There are some obvious things we think of when it comes to securing our families. Make sure all the doors have deadbolts. Install double paned, double locking windows. Make sure every one in the house has access to a panic button. If you can (and depending on where you live you should), have a security system installed and pay the $30 per month monitoring fee.
These are the basics. We shouldn’t need to have to talk about these things anymore. It’s not difficult to find home security systems equipment packages that include individual keychain fobs that can arm, disarm, and sound the alarm in a crisis. These are all good things. But your family does not spend all their time inside of the home. There is real danger outside the home.
Here are some ways to protect your family when they are away from the fortress:
Cell Phone Sense
Cellphones provide security for kids. Not only do they provide a way for parents to contact their kids at any time, they can allow parents to track the location of their kids without a nagging phone call. While that provides peace of mind for the parent, the child is afforded a means of calling for help in sticky situations. It is difficult for a kid with a cellphone to get truly lost these days. In even stickier situations, 911 is pretty easy to dial. Often, that will be enough to bring in the calvary.
But both parent and child need to be educated about sensible cellphone use as a security measure. First, no cellphone is any good for security if the battery is dead. Make sure you choose a phone with an all-day battery life. Also, make sure that the kids are not playing Candy Crush all day with the screen on full brightness. There is almost no phone that can handle that with any power left for an emergency call at the end of a school day.
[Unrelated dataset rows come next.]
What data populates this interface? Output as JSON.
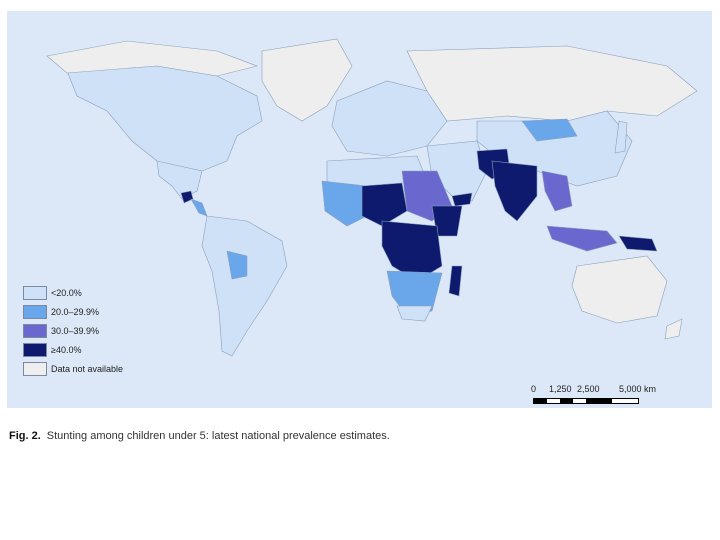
{
  "colors": {
    "ocean": "#dce8f8",
    "lt20": "#cfe1f7",
    "r20_29": "#6aa7ea",
    "r30_39": "#6a68cf",
    "gte40": "#0d1a6e",
    "na": "#eeeeee",
    "border": "#8aa0bb"
  },
  "legend": {
    "items": [
      {
        "label": "<20.0%",
        "color": "#cfe1f7"
      },
      {
        "label": "20.0–29.9%",
        "color": "#6aa7ea"
      },
      {
        "label": "30.0–39.9%",
        "color": "#6a68cf"
      },
      {
        "label": "≥40.0%",
        "color": "#0d1a6e"
      },
      {
        "label": "Data not available",
        "color": "#eeeeee"
      }
    ]
  },
  "scale": {
    "ticks": [
      "0",
      "1,250",
      "2,500",
      "5,000 km"
    ]
  },
  "caption": {
    "fig_label": "Fig. 2.",
    "text": "Stunting among children under 5: latest national prevalence estimates."
  }
}
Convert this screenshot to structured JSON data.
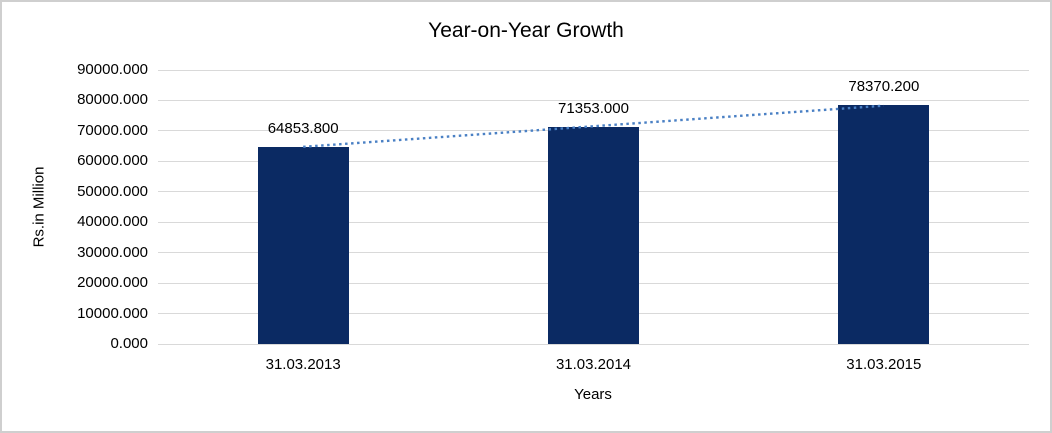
{
  "chart_data": {
    "type": "bar",
    "title": "Year-on-Year Growth",
    "xlabel": "Years",
    "ylabel": "Rs.in Million",
    "categories": [
      "31.03.2013",
      "31.03.2014",
      "31.03.2015"
    ],
    "series": [
      {
        "name": "Rs.in Million",
        "values": [
          64853.8,
          71353.0,
          78370.2
        ]
      }
    ],
    "data_labels": [
      "64853.800",
      "71353.000",
      "78370.200"
    ],
    "ylim": [
      0,
      90000
    ],
    "ytick_step": 10000,
    "ytick_labels": [
      "0.000",
      "10000.000",
      "20000.000",
      "30000.000",
      "40000.000",
      "50000.000",
      "60000.000",
      "70000.000",
      "80000.000",
      "90000.000"
    ],
    "grid": "horizontal",
    "legend": "none",
    "bar_color": "#0b2a63",
    "gridline_color": "#d9d9d9",
    "trendline": {
      "type": "linear",
      "style": "dotted",
      "color": "#4a80c4"
    },
    "frame_border_color": "#cfcfcf"
  }
}
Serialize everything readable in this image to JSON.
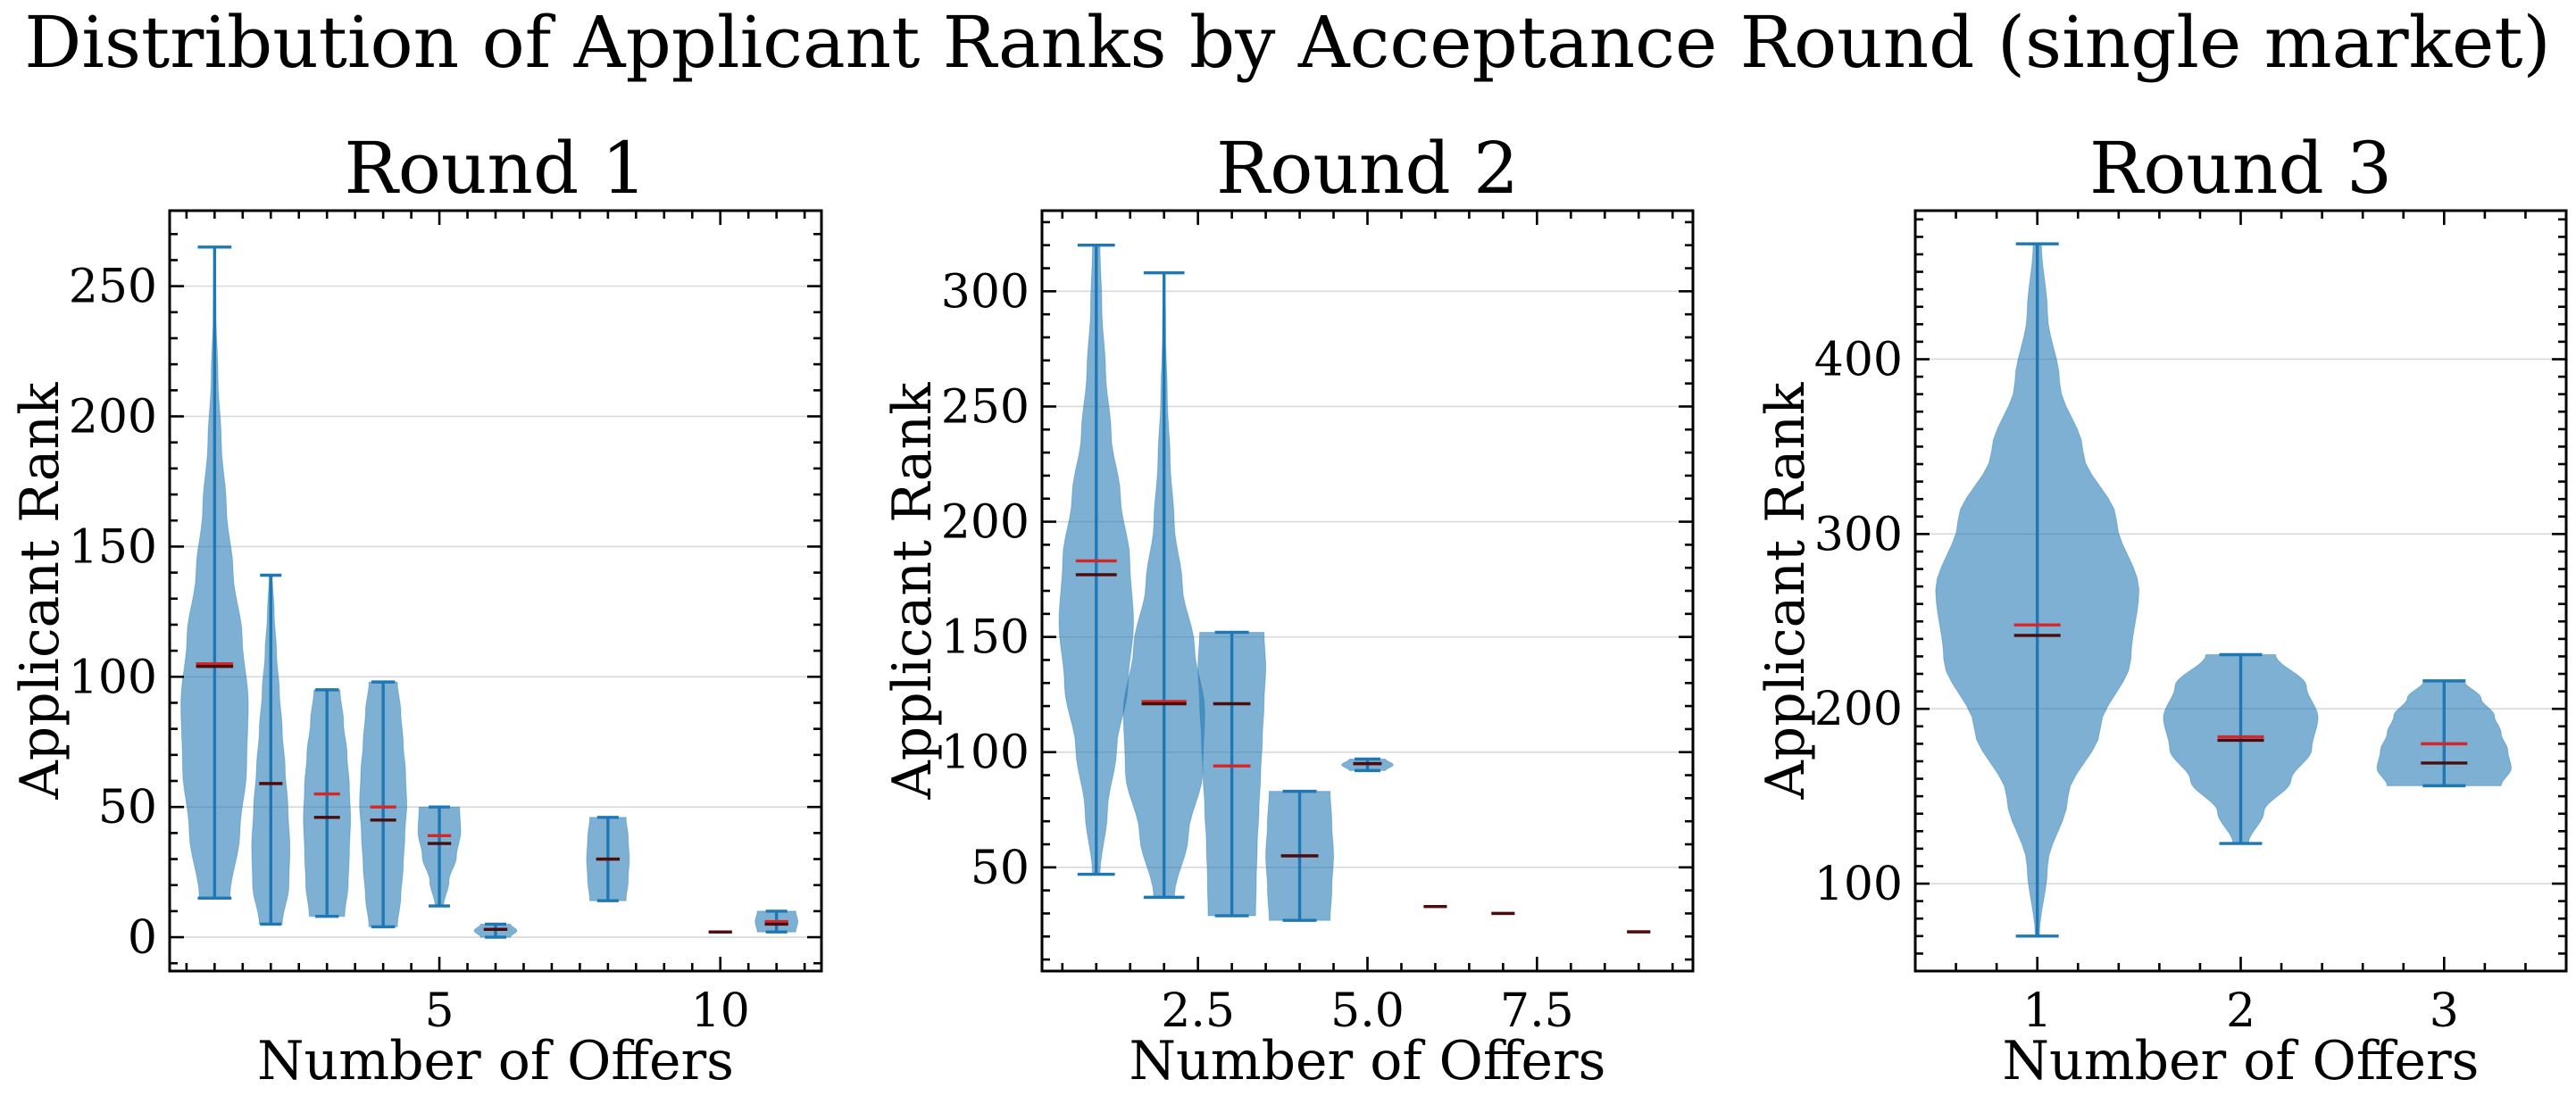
{
  "figure_title": "Distribution of Applicant Ranks by Acceptance Round (single market)",
  "colors": {
    "violin_fill": "#1f77b4",
    "whisker": "#1f77b4",
    "mean_line": "#d62728",
    "median_line": "#4a0d0d",
    "grid": "#d9d9d9"
  },
  "chart_data": [
    {
      "type": "violin",
      "title": "Round 1",
      "xlabel": "Number of Offers",
      "ylabel": "Applicant Rank",
      "xlim": [
        0.2,
        11.8
      ],
      "ylim": [
        -13,
        279
      ],
      "xticks": [
        5,
        10
      ],
      "xtick_labels": [
        "5",
        "10"
      ],
      "yticks": [
        0,
        50,
        100,
        150,
        200,
        250
      ],
      "ytick_labels": [
        "0",
        "50",
        "100",
        "150",
        "200",
        "250"
      ],
      "grid": true,
      "violins": [
        {
          "x": 1,
          "min": 15,
          "max": 265,
          "mean": 105,
          "median": 104,
          "half_width": 0.6,
          "shape": [
            0.45,
            0.75,
            0.95,
            1.0,
            0.82,
            0.55,
            0.35,
            0.2,
            0.1,
            0.04,
            0.02
          ]
        },
        {
          "x": 2,
          "min": 5,
          "max": 139,
          "mean": 59,
          "median": 59,
          "half_width": 0.34,
          "shape": [
            0.6,
            0.95,
            1.0,
            0.9,
            0.75,
            0.6,
            0.45,
            0.3,
            0.18,
            0.08
          ]
        },
        {
          "x": 3,
          "min": 8,
          "max": 95,
          "mean": 55,
          "median": 46,
          "half_width": 0.42,
          "shape": [
            0.75,
            0.9,
            0.95,
            1.0,
            0.95,
            0.85,
            0.7,
            0.55
          ]
        },
        {
          "x": 4,
          "min": 4,
          "max": 98,
          "mean": 50,
          "median": 45,
          "half_width": 0.42,
          "shape": [
            0.6,
            0.75,
            0.85,
            0.92,
            1.0,
            0.95,
            0.85,
            0.75,
            0.6
          ]
        },
        {
          "x": 5,
          "min": 12,
          "max": 50,
          "mean": 39,
          "median": 36,
          "half_width": 0.38,
          "shape": [
            0.2,
            0.45,
            0.8,
            1.0,
            0.95
          ]
        },
        {
          "x": 6,
          "min": 0,
          "max": 5,
          "mean": 3,
          "median": 3,
          "half_width": 0.38,
          "shape": [
            0.7,
            1.0,
            0.7
          ]
        },
        {
          "x": 8,
          "min": 14,
          "max": 46,
          "mean": 30,
          "median": 30,
          "half_width": 0.38,
          "shape": [
            0.85,
            0.95,
            1.0,
            0.95,
            0.85
          ]
        },
        {
          "x": 10,
          "min": 2,
          "max": 2,
          "mean": 2,
          "median": 2,
          "half_width": 0.2,
          "shape": [
            1
          ]
        },
        {
          "x": 11,
          "min": 2,
          "max": 10,
          "mean": 6,
          "median": 5,
          "half_width": 0.38,
          "shape": [
            0.9,
            1.0,
            0.9
          ]
        }
      ]
    },
    {
      "type": "violin",
      "title": "Round 2",
      "xlabel": "Number of Offers",
      "ylabel": "Applicant Rank",
      "xlim": [
        0.2,
        9.8
      ],
      "ylim": [
        5,
        335
      ],
      "xticks": [
        2.5,
        5.0,
        7.5
      ],
      "xtick_labels": [
        "2.5",
        "5.0",
        "7.5"
      ],
      "yticks": [
        50,
        100,
        150,
        200,
        250,
        300
      ],
      "ytick_labels": [
        "50",
        "100",
        "150",
        "200",
        "250",
        "300"
      ],
      "grid": true,
      "violins": [
        {
          "x": 1,
          "min": 47,
          "max": 320,
          "mean": 183,
          "median": 177,
          "half_width": 0.55,
          "shape": [
            0.1,
            0.3,
            0.55,
            0.85,
            1.0,
            0.9,
            0.65,
            0.4,
            0.25,
            0.15,
            0.1
          ]
        },
        {
          "x": 2,
          "min": 37,
          "max": 308,
          "mean": 122,
          "median": 121,
          "half_width": 0.6,
          "shape": [
            0.25,
            0.6,
            0.95,
            1.0,
            0.75,
            0.45,
            0.25,
            0.15,
            0.08,
            0.04,
            0.02
          ]
        },
        {
          "x": 3,
          "min": 29,
          "max": 152,
          "mean": 94,
          "median": 121,
          "half_width": 0.5,
          "shape": [
            0.7,
            0.72,
            0.75,
            0.8,
            0.85,
            0.9,
            0.95,
            1.0,
            0.95
          ]
        },
        {
          "x": 4,
          "min": 27,
          "max": 83,
          "mean": 55,
          "median": 55,
          "half_width": 0.5,
          "shape": [
            0.9,
            0.95,
            1.0,
            0.95,
            0.9
          ]
        },
        {
          "x": 5,
          "min": 92,
          "max": 97,
          "mean": 95,
          "median": 95,
          "half_width": 0.38,
          "shape": [
            0.7,
            1.0,
            0.7
          ]
        },
        {
          "x": 6,
          "min": 33,
          "max": 33,
          "mean": 33,
          "median": 33,
          "half_width": 0.2,
          "shape": [
            1
          ]
        },
        {
          "x": 7,
          "min": 30,
          "max": 30,
          "mean": 30,
          "median": 30,
          "half_width": 0.2,
          "shape": [
            1
          ]
        },
        {
          "x": 9,
          "min": 22,
          "max": 22,
          "mean": 22,
          "median": 22,
          "half_width": 0.2,
          "shape": [
            1
          ]
        }
      ]
    },
    {
      "type": "violin",
      "title": "Round 3",
      "xlabel": "Number of Offers",
      "ylabel": "Applicant Rank",
      "xlim": [
        0.4,
        3.6
      ],
      "ylim": [
        50,
        485
      ],
      "xticks": [
        1,
        2,
        3
      ],
      "xtick_labels": [
        "1",
        "2",
        "3"
      ],
      "yticks": [
        100,
        200,
        300,
        400
      ],
      "ytick_labels": [
        "100",
        "200",
        "300",
        "400"
      ],
      "grid": true,
      "violins": [
        {
          "x": 1,
          "min": 70,
          "max": 466,
          "mean": 248,
          "median": 242,
          "half_width": 0.5,
          "shape": [
            0.02,
            0.1,
            0.3,
            0.62,
            0.92,
            1.0,
            0.78,
            0.45,
            0.22,
            0.1,
            0.04
          ]
        },
        {
          "x": 2,
          "min": 123,
          "max": 231,
          "mean": 184,
          "median": 182,
          "half_width": 0.38,
          "shape": [
            0.1,
            0.3,
            0.65,
            0.92,
            1.0,
            0.85,
            0.45
          ]
        },
        {
          "x": 3,
          "min": 156,
          "max": 216,
          "mean": 180,
          "median": 169,
          "half_width": 0.33,
          "shape": [
            0.85,
            1.0,
            0.95,
            0.85,
            0.75,
            0.55,
            0.3
          ]
        }
      ]
    }
  ]
}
A flip phone may be a better choice than something like an iPhone because it will have battery life for days without a charge. It can do very little besides make phone calls. And the monthly plans will be cheap. For all the other goodies, you can get them an iPod touch. I personally think it is alright to get kids a cell phone as soon as they are old enough to be out by themselves. Maybe they shouldn’t get an iPhone right away. That will just make them a target. But a cell phone is like a panic button, for you and for them.
How old were your kids when they got their first cell phone?
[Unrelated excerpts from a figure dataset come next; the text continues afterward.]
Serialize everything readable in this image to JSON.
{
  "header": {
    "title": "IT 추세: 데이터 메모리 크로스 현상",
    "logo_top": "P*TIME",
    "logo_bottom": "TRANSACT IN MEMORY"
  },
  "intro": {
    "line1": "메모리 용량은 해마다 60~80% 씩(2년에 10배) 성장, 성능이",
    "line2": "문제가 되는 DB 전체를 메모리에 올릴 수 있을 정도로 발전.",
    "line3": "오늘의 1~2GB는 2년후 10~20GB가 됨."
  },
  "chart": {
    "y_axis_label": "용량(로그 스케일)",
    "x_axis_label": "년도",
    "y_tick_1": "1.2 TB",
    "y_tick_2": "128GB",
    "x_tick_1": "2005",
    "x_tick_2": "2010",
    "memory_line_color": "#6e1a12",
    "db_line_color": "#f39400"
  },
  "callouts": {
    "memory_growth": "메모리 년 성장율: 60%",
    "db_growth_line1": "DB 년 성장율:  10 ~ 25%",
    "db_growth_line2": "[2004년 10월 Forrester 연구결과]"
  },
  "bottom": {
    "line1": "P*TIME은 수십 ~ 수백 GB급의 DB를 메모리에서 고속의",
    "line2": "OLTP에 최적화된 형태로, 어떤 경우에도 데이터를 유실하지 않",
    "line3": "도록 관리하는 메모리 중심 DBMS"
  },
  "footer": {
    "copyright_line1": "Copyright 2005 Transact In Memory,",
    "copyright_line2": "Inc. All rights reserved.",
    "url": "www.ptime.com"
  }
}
Have you any idea how often plan A doesn’t work? When your kid tries to call you, can you be certain that you will not be in the kind of meeting that cannot be interrupted? Can you guarantee that you will not be driving through a tunnel with no cell signal? Of course not!
What you and your family need is a backup plan. They need a designated group of people they can call when they can’t reach you. They need a designated friend’s house to go to when they can’t go home. You don’t want the situation to fall apart simply because plan A didn’t work out. Plan A never works out. Once you have a good plan B, start working on plan C.
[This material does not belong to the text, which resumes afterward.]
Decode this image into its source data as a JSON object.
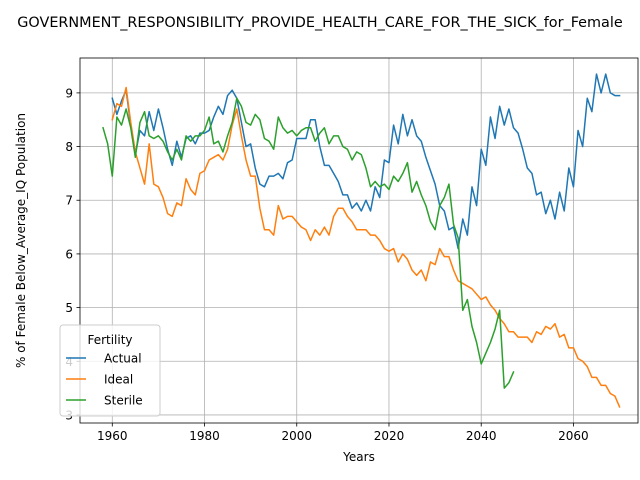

Does your family have a Plan B? A friend or house the kids know they can go to in an emergency?
Raise confident well-informed children
In the end, the best security measure is information. Parents often endanger their children, not by what they do, but by what they don’t do. We want to shelter our kids for as long as possible. This makes us want to protect them from knowing just how dangerous the world really is. But if a child does not know the dangers, she is many times more likely to become a victim of those dangers. Knowledge is power. And an empowered child is a confident child.
When we teach children not to talk back to adults, that makes them quiet and docile when they don’t need to be. Rather, we should teach them how to appropriately talk back to adults, and know when not to use the indoor voice. They already know how to run and scratch and bite. Let them know when to do it, and how to do it even better. Let them know who they can trust, and be suspicious of everyone else. Children cannot afford to be ignorant of the dangers they face. There are ways to inform them without destroying their childhood. The destruction of their childhood is far more likely without sufficient information and confidence.
No one thing can fully secure your family from all of life’s dangers. But even without extraordinary measures, your home is already the safest place your family will be. For real security and peace of mind, think outside of the home.